In essence, there was no real story – just one sacked scientist, whose work even then was known to be so seriously flawed that it could tell us nothing. But in the absence of a code of practice governing the reporting of such issues, the science editors of the major newspapers were either kept well out of the way or restricted to a few paragraphs of factual background to genetic modification – a fact noted specifically by the Select Committee: "Journalists too must recognise the duty they have to report accurately . Science editors appear to have been sidelined over this issue."

The bulk of the coverage was left in the hands of those who relished the opportunity for sensational scare stories, generating images of Frankenstein Foods being secretly pushed onto our plates by the cynical and profit-hungry multinational food companies. In league with a small but powerful group of self-appointed, unelected consumer activists, they achieved a radical change in public perceptions of novel food products and generated hysterical fears without a shred of evidence that eating GM products has any adverse health consequences.

After all of the biased and non-scientific commentary which has filled our papers for three months we now we read what seems a contrite leader in the Independent: "What is needed is for all of us to realise that the complexities of science sometimes do not permit a simple, black-and-white conclusion. This necessary caution will always be undermined by scientists who bypass the peer review process. That is the real scare story." Even so, the Independent was reluctant to accept the Code of Practice on the basis that science was too complicated. But that is the whole point. It is because research findings are often complex that newspapers have those science editors that they chose to 'sideline'.

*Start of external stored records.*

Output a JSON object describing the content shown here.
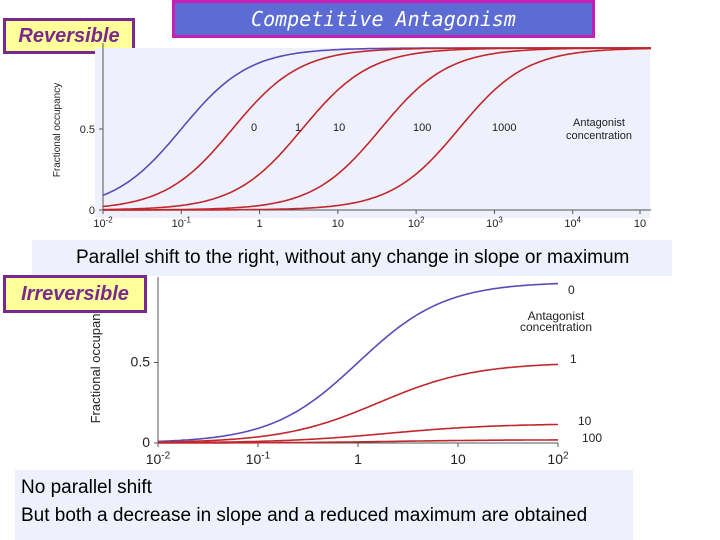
{
  "slide": {
    "title": "Competitive Antagonism",
    "label_reversible": "Reversible",
    "label_irreversible": "Irreversible",
    "caption_top": "Parallel shift to the right, without any change in slope or maximum",
    "caption_bottom_line1": "No parallel shift",
    "caption_bottom_line2": "But both a decrease in slope and a reduced maximum are obtained"
  },
  "colors": {
    "title_bg": "#5c6cd4",
    "title_border": "#c81eb4",
    "label_bg": "#ffff99",
    "label_border": "#7a2a8e",
    "curve_control": "#5a4ab8",
    "curve_antagonist": "#c0282d"
  },
  "chart_data": [
    {
      "type": "line",
      "ylabel": "Fractional occupancy",
      "xscale": "log",
      "ylim": [
        0,
        1
      ],
      "y_ticks": [
        "0",
        "0.5"
      ],
      "x_ticks": [
        "10-2",
        "10-1",
        "1",
        "10",
        "102",
        "103",
        "104",
        "10"
      ],
      "series_labels": [
        "0",
        "1",
        "10",
        "100",
        "1000"
      ],
      "legend_title": [
        "Antagonist",
        "concentration"
      ],
      "series": [
        {
          "antagonist": 0,
          "ec50": 0.1,
          "max": 1,
          "hill": 1
        },
        {
          "antagonist": 1,
          "ec50": 0.45,
          "max": 1,
          "hill": 1
        },
        {
          "antagonist": 10,
          "ec50": 3.5,
          "max": 1,
          "hill": 1
        },
        {
          "antagonist": 100,
          "ec50": 35,
          "max": 1,
          "hill": 1
        },
        {
          "antagonist": 1000,
          "ec50": 350,
          "max": 1,
          "hill": 1
        }
      ]
    },
    {
      "type": "line",
      "ylabel": "Fractional occupancy",
      "xscale": "log",
      "ylim": [
        0,
        1
      ],
      "y_ticks": [
        "0",
        "0.5"
      ],
      "x_ticks": [
        "10-2",
        "10-1",
        "1",
        "10",
        "102"
      ],
      "series_labels": [
        "0",
        "1",
        "10",
        "100"
      ],
      "legend_title": [
        "Antagonist",
        "concentration"
      ],
      "series": [
        {
          "antagonist": 0,
          "ec50": 1.0,
          "max": 1.0,
          "hill": 1
        },
        {
          "antagonist": 1,
          "ec50": 1.6,
          "max": 0.5,
          "hill": 0.9
        },
        {
          "antagonist": 10,
          "ec50": 2.0,
          "max": 0.12,
          "hill": 0.8
        },
        {
          "antagonist": 100,
          "ec50": 2.2,
          "max": 0.02,
          "hill": 0.8
        }
      ]
    }
  ]
}
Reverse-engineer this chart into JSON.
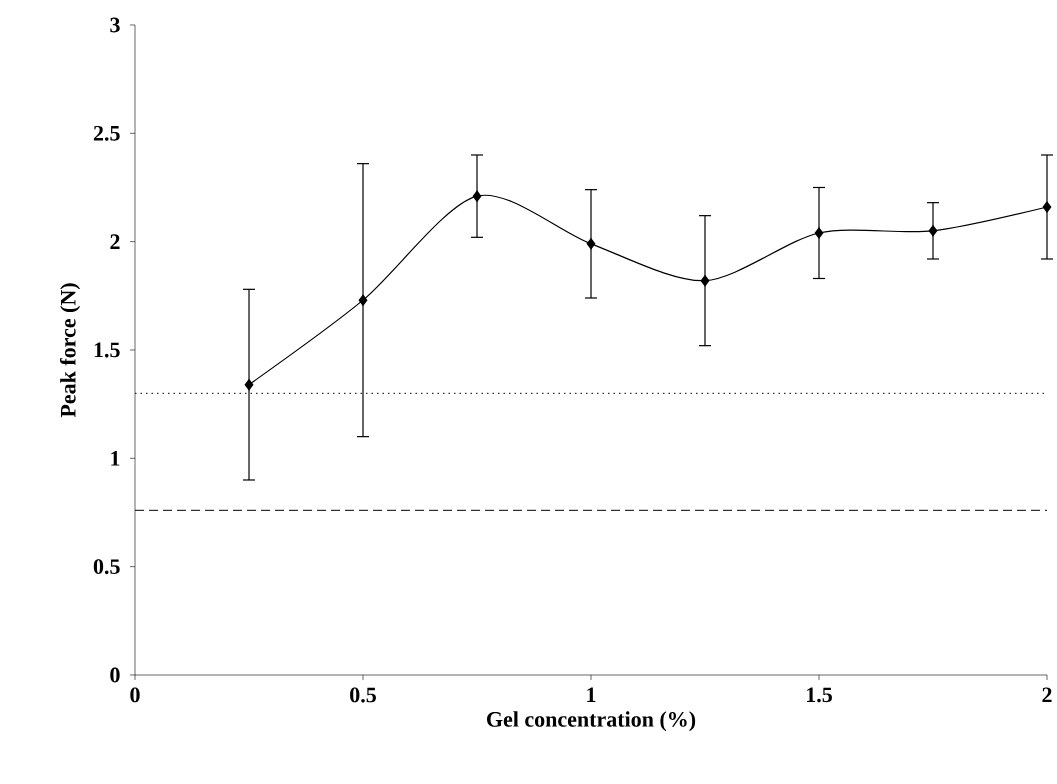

The Guardian has been slower to cry mea culpa, preferring just to change its tune a little. And while the Independent doubted the relevance of the Select Committee's recommendation of a Code of Practice, the Guardian failed even to mention it. Perhaps the Guardian has too much to answer for in its role of fuelling the most sensational and irrational aspects of the GM debate to allow it to own up to its sins. Tim Radford, however, the paper's Science Editor, revealed a side of Pusztai not previously shown in the Guardian. He reports him as responding to the report of the Royal Society, referred elsewhere in the paper as "Britain's most distinguished scientific body", by saying: "Obviously I don't agree with them. Why should we trust these six unnamed referees?" "Who the hell are they? As far as I am concerned they could be anything."

A Code of Practice will not put an end to the GM debate, and nor should it. There remain unanswered questions about the environmental and health consequences of the production and consumption of novel foods. That is why there already exist strict regulations to protect the public from potentially dangerous exploitation of this new technology. The Code of Practice would, however, ensure that newspaper editors and TV documentary producers think a little more carefully before they attempt to boost their circulation and ratings by scare-mongering without cause and by misleading us in ways for which they may have ultimately to account.